D: Non è necessario. Tuttavia è consigliabile, perché, come avviene in certe, città, le pattuglie della polizia, carabinieri e vigili urbani possono fermare il ciclista ed, in mancanza del libretto, possono attivare dei controlli e verifiche sulla proprietà, facendo perdere inutilmente del tempo. Non solo. Ma se vi viene rubata la bici, il libretto, che contiene tutti i dati, vi risulterà utilissimo per effettuare la denuncia agli organi competenti e per attivare la segnalazione al RIB. Se non avete con voi il libretto, diventa tutto più difficile in quanto per dimostrane la proprietà dovete accedere al sito web o chiamare il numero verde del RIB, che però, come prima cosa, vi chiede il numero di targa, che dovrete quantomeno aver segnato da qualche parte o ricordarlo a memoria, se la bici vi è stata appena rubata.

C: Quali altri vantaggi mi può offrire la registrazione ?

D: Un ulteriore vantaggio è legato alla facilità con cui si può cedere o permutare la propria bici. Infatti l’immediato e sicuro accertamento della proprietà dato dalla registrazione nel RIB, vi consente di cedere o permutare la bicicletta senza che il compratore possa avere dubbi sulla provenienza della bici stessa. Basta una telefonata al call center ed il RIB informa chiunque sullo stato della bici: rubata/smarrita o registrata. E se risulta rubata/smarrita, state certi che nessuno ve la comprerà o permuterà. In questo modo è possibile anche creare un mercato dell’usato per così dire “sicuro”, che metta al riparo il compratore dal reato di ricettazione, che, commesso on modo consapevole od inconsapevole, rappresenta sempre una brutta grana.

C: Se però quando compro una bici nuova, non la targo, ma tengo lo scontrino e ci scrivo anche il numero di telaio, il ladro che mi dovesse rubare la bici non potrebbe mai diventare il nuovo proprietario semplicemente targando la bicicletta !

D: Purtroppo non è così. Finché non viene targata, la bicicletta è un oggetto anonimo per definizione.

C: Ma lo scontrino ed il numero di telaio sono una prova certa di proprietà ?

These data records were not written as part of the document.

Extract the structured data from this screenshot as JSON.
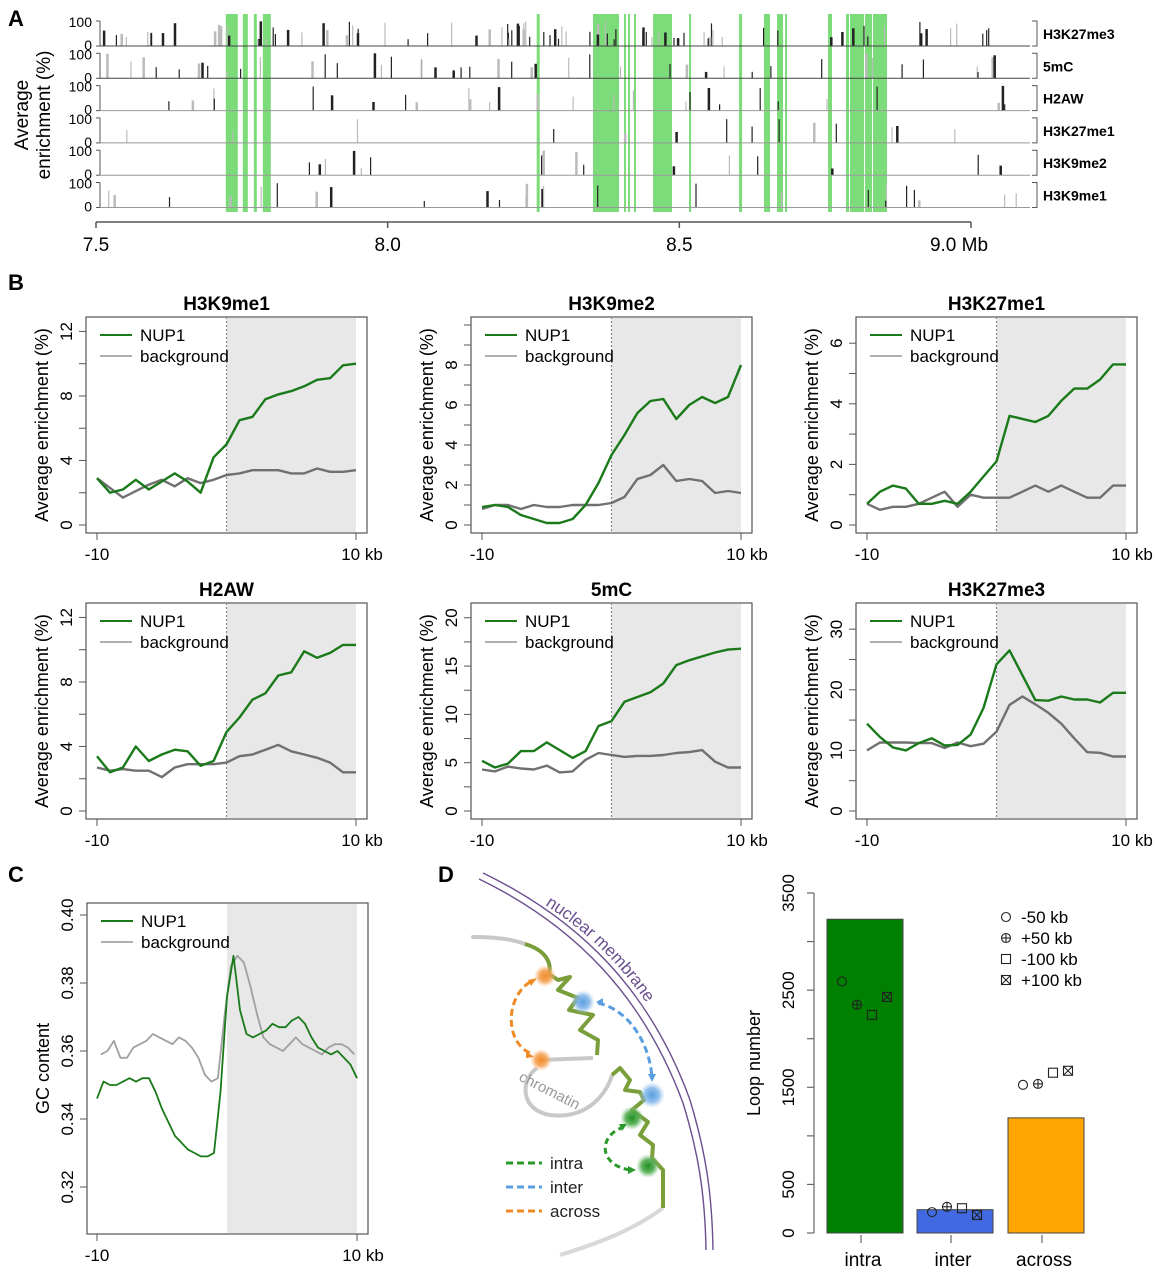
{
  "panel_labels": {
    "A": "A",
    "B": "B",
    "C": "C",
    "D": "D"
  },
  "chart_data": [
    {
      "id": "A",
      "type": "track",
      "title": "",
      "ylabel": "Average\nenrichment (%)",
      "ylabel_lines": [
        "Average",
        "enrichment (%)"
      ],
      "ytick_labels": [
        "100",
        "0"
      ],
      "xlabel_unit": "Mb",
      "xlim": [
        7.5,
        9.0
      ],
      "xticks": [
        7.5,
        8.0,
        8.5,
        9.0
      ],
      "xtick_labels": [
        "7.5",
        "8.0",
        "8.5",
        "9.0 Mb"
      ],
      "tracks": [
        "H3K27me3",
        "5mC",
        "H2AW",
        "H3K27me1",
        "H3K9me2",
        "H3K9me1"
      ],
      "highlight_color": "#7ddc7a",
      "highlight_regions_mb": [
        [
          7.7225,
          7.7431
        ],
        [
          7.7517,
          7.7603
        ],
        [
          7.7706,
          7.7757
        ],
        [
          7.786,
          7.7997
        ],
        [
          8.2555,
          8.2606
        ],
        [
          8.352,
          8.3966
        ],
        [
          8.4052,
          8.4086
        ],
        [
          8.412,
          8.4155
        ],
        [
          8.4223,
          8.4257
        ],
        [
          8.4549,
          8.4875
        ],
        [
          8.5166,
          8.5201
        ],
        [
          8.6024,
          8.6075
        ],
        [
          8.6452,
          8.6555
        ],
        [
          8.6675,
          8.6778
        ],
        [
          8.6812,
          8.6846
        ],
        [
          8.7549,
          8.7617
        ],
        [
          8.7857,
          8.7909
        ],
        [
          8.7926,
          8.8166
        ],
        [
          8.8183,
          8.8303
        ],
        [
          8.832,
          8.856
        ]
      ]
    },
    {
      "id": "B1",
      "type": "line",
      "title": "H3K9me1",
      "xlabel": "",
      "ylabel": "Average enrichment (%)",
      "x": [
        -10,
        -9,
        -8,
        -7,
        -6,
        -5,
        -4,
        -3,
        -2,
        -1,
        0,
        1,
        2,
        3,
        4,
        5,
        6,
        7,
        8,
        9,
        10
      ],
      "xtick_labels": [
        "-10",
        "10 kb"
      ],
      "ylim": [
        0,
        12.4
      ],
      "yticks": [
        0,
        4,
        8,
        12
      ],
      "ytick_labels": [
        "0",
        "4",
        "8",
        "12"
      ],
      "shaded_from": 0,
      "vline": 0,
      "legend": [
        "NUP1",
        "background"
      ],
      "legend_position": "top-left",
      "series": [
        {
          "name": "NUP1",
          "color": "#1a7a1a",
          "values": [
            2.9,
            2.0,
            2.2,
            2.8,
            2.2,
            2.7,
            3.2,
            2.7,
            2.0,
            4.2,
            5.0,
            6.5,
            6.7,
            7.8,
            8.1,
            8.3,
            8.6,
            9.0,
            9.1,
            9.9,
            10.0
          ]
        },
        {
          "name": "background",
          "color": "#707070",
          "values": [
            2.9,
            2.3,
            1.7,
            2.1,
            2.5,
            2.8,
            2.4,
            2.9,
            2.6,
            2.8,
            3.1,
            3.2,
            3.4,
            3.4,
            3.4,
            3.2,
            3.2,
            3.5,
            3.3,
            3.3,
            3.4
          ]
        }
      ]
    },
    {
      "id": "B2",
      "type": "line",
      "title": "H3K9me2",
      "xlabel": "",
      "ylabel": "Average enrichment (%)",
      "x": [
        -10,
        -9,
        -8,
        -7,
        -6,
        -5,
        -4,
        -3,
        -2,
        -1,
        0,
        1,
        2,
        3,
        4,
        5,
        6,
        7,
        8,
        9,
        10
      ],
      "xtick_labels": [
        "-10",
        "10 kb"
      ],
      "ylim": [
        0,
        10.0
      ],
      "yticks": [
        0,
        2,
        4,
        6,
        8
      ],
      "ytick_labels": [
        "0",
        "2",
        "4",
        "6",
        "8"
      ],
      "shaded_from": 0,
      "vline": 0,
      "legend": [
        "NUP1",
        "background"
      ],
      "legend_position": "top-left",
      "series": [
        {
          "name": "NUP1",
          "color": "#1a7a1a",
          "values": [
            0.9,
            1.0,
            0.9,
            0.5,
            0.3,
            0.1,
            0.1,
            0.3,
            1.0,
            2.1,
            3.5,
            4.5,
            5.6,
            6.2,
            6.3,
            5.3,
            6.0,
            6.4,
            6.1,
            6.4,
            8.0
          ]
        },
        {
          "name": "background",
          "color": "#707070",
          "values": [
            0.8,
            1.0,
            1.0,
            0.8,
            1.0,
            0.9,
            0.9,
            1.0,
            1.0,
            1.0,
            1.1,
            1.4,
            2.3,
            2.5,
            3.0,
            2.2,
            2.3,
            2.2,
            1.6,
            1.7,
            1.6
          ]
        }
      ]
    },
    {
      "id": "B3",
      "type": "line",
      "title": "H3K27me1",
      "xlabel": "",
      "ylabel": "Average enrichment (%)",
      "x": [
        -10,
        -9,
        -8,
        -7,
        -6,
        -5,
        -4,
        -3,
        -2,
        -1,
        0,
        1,
        2,
        3,
        4,
        5,
        6,
        7,
        8,
        9,
        10
      ],
      "xtick_labels": [
        "-10",
        "10 kb"
      ],
      "ylim": [
        0,
        6.6
      ],
      "yticks": [
        0,
        2,
        4,
        6
      ],
      "ytick_labels": [
        "0",
        "2",
        "4",
        "6"
      ],
      "shaded_from": 0,
      "vline": 0,
      "legend": [
        "NUP1",
        "background"
      ],
      "legend_position": "top-left",
      "series": [
        {
          "name": "NUP1",
          "color": "#1a7a1a",
          "values": [
            0.7,
            1.1,
            1.3,
            1.2,
            0.7,
            0.7,
            0.8,
            0.7,
            1.1,
            1.6,
            2.1,
            3.6,
            3.5,
            3.4,
            3.6,
            4.1,
            4.5,
            4.5,
            4.8,
            5.3,
            5.3
          ]
        },
        {
          "name": "background",
          "color": "#707070",
          "values": [
            0.7,
            0.5,
            0.6,
            0.6,
            0.7,
            0.9,
            1.1,
            0.6,
            1.0,
            0.9,
            0.9,
            0.9,
            1.1,
            1.3,
            1.1,
            1.3,
            1.1,
            0.9,
            0.9,
            1.3,
            1.3
          ]
        }
      ]
    },
    {
      "id": "B4",
      "type": "line",
      "title": "H2AW",
      "xlabel": "",
      "ylabel": "Average enrichment (%)",
      "x": [
        -10,
        -9,
        -8,
        -7,
        -6,
        -5,
        -4,
        -3,
        -2,
        -1,
        0,
        1,
        2,
        3,
        4,
        5,
        6,
        7,
        8,
        9,
        10
      ],
      "xtick_labels": [
        "-10",
        "10 kb"
      ],
      "ylim": [
        0,
        12.4
      ],
      "yticks": [
        0,
        4,
        8,
        12
      ],
      "ytick_labels": [
        "0",
        "4",
        "8",
        "12"
      ],
      "shaded_from": 0,
      "vline": 0,
      "legend": [
        "NUP1",
        "background"
      ],
      "legend_position": "top-left",
      "series": [
        {
          "name": "NUP1",
          "color": "#1a7a1a",
          "values": [
            3.4,
            2.4,
            2.7,
            4.0,
            3.1,
            3.5,
            3.8,
            3.7,
            2.8,
            3.1,
            4.9,
            5.8,
            6.9,
            7.3,
            8.4,
            8.6,
            9.9,
            9.5,
            9.8,
            10.3,
            10.3
          ]
        },
        {
          "name": "background",
          "color": "#707070",
          "values": [
            2.7,
            2.5,
            2.6,
            2.5,
            2.5,
            2.1,
            2.7,
            2.9,
            2.9,
            2.9,
            3.0,
            3.4,
            3.5,
            3.8,
            4.1,
            3.7,
            3.5,
            3.3,
            3.0,
            2.4,
            2.4
          ]
        }
      ]
    },
    {
      "id": "B5",
      "type": "line",
      "title": "5mC",
      "xlabel": "",
      "ylabel": "Average enrichment (%)",
      "x": [
        -10,
        -9,
        -8,
        -7,
        -6,
        -5,
        -4,
        -3,
        -2,
        -1,
        0,
        1,
        2,
        3,
        4,
        5,
        6,
        7,
        8,
        9,
        10
      ],
      "xtick_labels": [
        "-10",
        "10 kb"
      ],
      "ylim": [
        0,
        20.7
      ],
      "yticks": [
        0,
        5,
        10,
        15,
        20
      ],
      "ytick_labels": [
        "0",
        "5",
        "10",
        "15",
        "20"
      ],
      "shaded_from": 0,
      "vline": 0,
      "legend": [
        "NUP1",
        "background"
      ],
      "legend_position": "top-left",
      "series": [
        {
          "name": "NUP1",
          "color": "#1a7a1a",
          "values": [
            5.2,
            4.5,
            4.9,
            6.2,
            6.2,
            7.1,
            6.3,
            5.5,
            6.2,
            8.8,
            9.3,
            11.3,
            11.8,
            12.3,
            13.2,
            15.1,
            15.6,
            16.0,
            16.4,
            16.7,
            16.8
          ]
        },
        {
          "name": "background",
          "color": "#707070",
          "values": [
            4.3,
            4.1,
            4.6,
            4.4,
            4.3,
            4.7,
            4.0,
            4.1,
            5.3,
            6.0,
            5.8,
            5.6,
            5.7,
            5.7,
            5.8,
            6.0,
            6.1,
            6.3,
            5.1,
            4.5,
            4.5
          ]
        }
      ]
    },
    {
      "id": "B6",
      "type": "line",
      "title": "H3K27me3",
      "xlabel": "",
      "ylabel": "Average enrichment (%)",
      "x": [
        -10,
        -9,
        -8,
        -7,
        -6,
        -5,
        -4,
        -3,
        -2,
        -1,
        0,
        1,
        2,
        3,
        4,
        5,
        6,
        7,
        8,
        9,
        10
      ],
      "xtick_labels": [
        "-10",
        "10 kb"
      ],
      "ylim": [
        0,
        33.0
      ],
      "yticks": [
        0,
        10,
        20,
        30
      ],
      "ytick_labels": [
        "0",
        "10",
        "20",
        "30"
      ],
      "shaded_from": 0,
      "vline": 0,
      "legend": [
        "NUP1",
        "background"
      ],
      "legend_position": "top-left",
      "series": [
        {
          "name": "NUP1",
          "color": "#1a7a1a",
          "values": [
            14.4,
            12.2,
            10.5,
            10.0,
            11.2,
            12.0,
            10.8,
            10.9,
            12.6,
            17.0,
            24.2,
            26.5,
            22.4,
            18.3,
            18.2,
            18.9,
            18.4,
            18.4,
            17.9,
            19.5,
            19.5
          ]
        },
        {
          "name": "background",
          "color": "#707070",
          "values": [
            10.0,
            11.3,
            11.3,
            11.3,
            11.2,
            11.2,
            10.4,
            11.3,
            10.7,
            11.1,
            13.1,
            17.5,
            18.9,
            17.6,
            16.2,
            14.4,
            12.0,
            9.7,
            9.6,
            9.0,
            9.0
          ]
        }
      ]
    },
    {
      "id": "C",
      "type": "line",
      "title": "",
      "xlabel": "",
      "ylabel": "GC content",
      "xlim": [
        -10,
        10
      ],
      "xtick_labels": [
        "-10",
        "10 kb"
      ],
      "ylim": [
        0.309,
        0.403
      ],
      "yticks": [
        0.32,
        0.34,
        0.36,
        0.38,
        0.4
      ],
      "ytick_labels": [
        "0.32",
        "0.34",
        "0.36",
        "0.38",
        "0.40"
      ],
      "shaded_from": 0,
      "legend": [
        "NUP1",
        "background"
      ],
      "legend_position": "top-left",
      "series": [
        {
          "name": "NUP1",
          "color": "#1a7a1a",
          "x": [
            -10,
            -9.5,
            -9,
            -8.5,
            -8,
            -7.5,
            -7,
            -6.5,
            -6,
            -5.5,
            -5,
            -4.5,
            -4,
            -3.5,
            -3,
            -2.5,
            -2,
            -1.5,
            -1,
            -0.5,
            0,
            0.5,
            1,
            1.5,
            2,
            2.5,
            3,
            3.5,
            4,
            4.5,
            5,
            5.5,
            6,
            6.5,
            7,
            7.5,
            8,
            8.5,
            9,
            9.5,
            10
          ],
          "values": [
            0.346,
            0.351,
            0.35,
            0.35,
            0.351,
            0.352,
            0.351,
            0.352,
            0.352,
            0.348,
            0.343,
            0.339,
            0.335,
            0.333,
            0.331,
            0.33,
            0.329,
            0.329,
            0.33,
            0.348,
            0.376,
            0.388,
            0.372,
            0.365,
            0.364,
            0.365,
            0.366,
            0.368,
            0.367,
            0.367,
            0.369,
            0.37,
            0.368,
            0.364,
            0.361,
            0.36,
            0.359,
            0.36,
            0.358,
            0.356,
            0.352
          ]
        },
        {
          "name": "background",
          "color": "#a0a0a0",
          "x": [
            -9.7,
            -9.2,
            -8.7,
            -8.2,
            -7.7,
            -7.2,
            -6.7,
            -6.2,
            -5.7,
            -5.2,
            -4.7,
            -4.2,
            -3.7,
            -3.2,
            -2.7,
            -2.2,
            -1.7,
            -1.2,
            -0.7,
            -0.2,
            0.3,
            0.8,
            1.3,
            1.8,
            2.3,
            2.8,
            3.3,
            3.8,
            4.3,
            4.8,
            5.3,
            5.8,
            6.3,
            6.8,
            7.3,
            7.8,
            8.3,
            8.8,
            9.3,
            9.8
          ],
          "values": [
            0.359,
            0.36,
            0.363,
            0.358,
            0.358,
            0.361,
            0.362,
            0.363,
            0.365,
            0.364,
            0.363,
            0.362,
            0.364,
            0.363,
            0.361,
            0.358,
            0.353,
            0.351,
            0.352,
            0.37,
            0.385,
            0.388,
            0.386,
            0.379,
            0.371,
            0.364,
            0.362,
            0.361,
            0.36,
            0.362,
            0.364,
            0.362,
            0.361,
            0.36,
            0.359,
            0.361,
            0.362,
            0.362,
            0.361,
            0.359
          ]
        }
      ]
    },
    {
      "id": "D-bar",
      "type": "bar",
      "title": "",
      "xlabel": "",
      "ylabel": "Loop number",
      "categories": [
        "intra",
        "inter",
        "across"
      ],
      "values": [
        3230,
        240,
        1185
      ],
      "colors": [
        "#008000",
        "#4169e1",
        "#ffa500"
      ],
      "ylim": [
        0,
        3500
      ],
      "yticks": [
        0,
        500,
        1000,
        1500,
        2000,
        2500,
        3000,
        3500
      ],
      "ytick_labels": [
        "0",
        "500",
        "",
        "1500",
        "",
        "2500",
        "",
        "3500"
      ],
      "legend_position": "top-right",
      "markers": [
        {
          "name": "-50 kb",
          "symbol": "circle",
          "values": [
            2590,
            215,
            1525
          ]
        },
        {
          "name": "+50 kb",
          "symbol": "circle-plus",
          "values": [
            2350,
            270,
            1535
          ]
        },
        {
          "name": "-100 kb",
          "symbol": "square",
          "values": [
            2245,
            255,
            1650
          ]
        },
        {
          "name": "+100 kb",
          "symbol": "square-x",
          "values": [
            2430,
            185,
            1670
          ]
        }
      ]
    }
  ],
  "diagram_D": {
    "membrane_label": "nuclear membrane",
    "chromatin_label": "chromatin",
    "legend": [
      {
        "label": "intra",
        "color": "#2a9a2a"
      },
      {
        "label": "inter",
        "color": "#5a9ee0"
      },
      {
        "label": "across",
        "color": "#f08a24"
      }
    ],
    "colors": {
      "membrane": "#6a4f8f",
      "chromatin_grey": "#c8c8c8",
      "chromatin_green": "#7a9e3a"
    }
  }
}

D: No, perché Lei potrebbe aver venduto la bicicletta ad una persona che poi l’ha rivenduta a sua volta ad un’altra, e così via. E stia certo che il ladro di cui sopra affermerà che le cose si sono svolte proprio in tal modo. E, molto probabilmente, Lei non lo scoprirà nemmeno. Infatti chi può sapere che lei ha lo scontrino con segnato il numero di telaio ? Gli organi di sicurezza, polizia, vigilanza od il privato cittadino che ritrovano la sua bici, contatteranno il proprietario registrato nel RIB, cioè il ladro…

Se non ha mai targato la bici, non ha speranza.

C: Quindi la bicicletta nuova va targata immediatamente ?

D: E’ proprio così. Solo con il censimento nel RIB, la sua bicicletta viene associata a Lei in maniera certa. Attenzione però: la bici gliela possono rubare comunque. Tuttavia se viene ritrovata Lei sarà il primo ed il solo a saperlo e pertanto potrà recuperarla rapidamente.

C: E la bicicletta usata ? Mi conviene registrarla ?

D: A prima vista sembrerebbe dipendere dal valore oggettivo ed affettivo della bici stessa. Ma non così. Consideri solo che, se rubata e ritrovata, potrà recuperala gratuitamente o pagando solo 20 €. E comunque potrà sempre rinunciare al recupero, non pagando nulla. Pertanto, non esistono buoni motivi o ragioni per non registrarla.

C: Ma con la scusa del premio, non è che si crea un incentivo a rubare la bicicletta ?

D: Normalmente il ladro realizza di più vendendo la bici al mercato nero. Inoltre il registro RIB ha in atto una costante verifica delle frequenze di ritrovamento da parte di ciascun ritrovatore. Oltre una certa frequenza nei ritrovamenti, il ritrovatore si approssima al ladro e quindi viene segnalato agli organi di pubblica sicurezza, polizia e vigilanza.

C: Quando compro una bicicletta nuova, oltre a registrarla, devo anche conservare lo scontrino di acquisto ?

D: Conviene conservare lo scontrino, inserendolo nel libretto stesso. Vale per la garanzia, ma potrebbe valere, in rarissimi casi, anche come ulteriore sistema di identificazione e determinazione della proprietà.